The Metrics of a Creative

A few months ago I launched my first creative project in a good bit: “Goody Good” a crowdsourced music video where I found 32 people around the world and had them each submit something crazy, weird or fun. Then I teamed up with my music partner Paperclip Jaye to edit / mash up the video and pushed it out.

We made it in an effort to accomplish a few things:

-execute on an idea on my head
-explore what it takes to “send a song to market” (the song is on Spotify, iTunes and others)
-expose new ears to a song i’m extremely proud of (for real it’s catchy)

The project took months to flesh out.

And I knew the song had viral potential. I deemed 5,000 Youtube views a “success”. But it didn’t come close. I’m fighting for 1K views at this point.

Based on that metric, this effort was “unsuccessful”.

But there were qualitative / “feel good” metrics I never factored in.

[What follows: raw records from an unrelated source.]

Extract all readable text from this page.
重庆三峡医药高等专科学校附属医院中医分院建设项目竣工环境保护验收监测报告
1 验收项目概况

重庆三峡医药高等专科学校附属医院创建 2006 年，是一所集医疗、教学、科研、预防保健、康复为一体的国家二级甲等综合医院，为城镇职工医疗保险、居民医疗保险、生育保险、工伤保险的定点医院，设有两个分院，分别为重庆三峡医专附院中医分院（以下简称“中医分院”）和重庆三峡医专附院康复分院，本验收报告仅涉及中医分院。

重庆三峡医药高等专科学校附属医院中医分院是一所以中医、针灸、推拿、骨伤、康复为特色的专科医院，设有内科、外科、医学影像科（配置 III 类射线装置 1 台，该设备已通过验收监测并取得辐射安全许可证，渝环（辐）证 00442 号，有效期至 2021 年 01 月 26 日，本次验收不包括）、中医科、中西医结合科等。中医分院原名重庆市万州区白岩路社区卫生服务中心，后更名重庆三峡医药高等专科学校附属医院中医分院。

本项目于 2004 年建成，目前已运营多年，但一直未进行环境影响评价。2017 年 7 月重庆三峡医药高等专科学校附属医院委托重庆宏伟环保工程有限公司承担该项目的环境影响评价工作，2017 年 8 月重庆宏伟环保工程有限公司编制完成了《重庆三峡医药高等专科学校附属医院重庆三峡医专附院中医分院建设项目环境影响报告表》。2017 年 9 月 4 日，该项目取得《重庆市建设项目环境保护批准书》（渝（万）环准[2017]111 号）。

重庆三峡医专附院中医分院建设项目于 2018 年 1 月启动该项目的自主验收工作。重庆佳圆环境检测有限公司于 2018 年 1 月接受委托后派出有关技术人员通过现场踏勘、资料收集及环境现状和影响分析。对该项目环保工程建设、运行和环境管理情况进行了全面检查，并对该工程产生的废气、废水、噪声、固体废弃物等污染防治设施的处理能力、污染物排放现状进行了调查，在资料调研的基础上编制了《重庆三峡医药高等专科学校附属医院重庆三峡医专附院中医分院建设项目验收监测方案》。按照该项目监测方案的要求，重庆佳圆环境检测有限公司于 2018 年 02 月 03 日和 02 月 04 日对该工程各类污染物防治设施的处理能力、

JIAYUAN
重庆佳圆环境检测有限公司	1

Numerous friends, colleagues etc. were exposed to a talent I don’t often share and were all impressed. They watched the video, downloaded the song and shared it.

A good friend called me to tell me how much he loved the song and that he planned to play it on his party barge all summer.

Another friend says she dances to the song every morning to get the day started.

A community group I’m a part of used the song/video as the end of year video montage.

Based on those results, I’m humbled. And proud.

As creatives, shooting for KPIs (key performance indicators) to indicate success just isn’t a part of what we do. Yes we’d all love to get compensated for our efforts, but sometimes releasing something for the sake of learning the process and sharing the joys of your work with others is the only reward we need.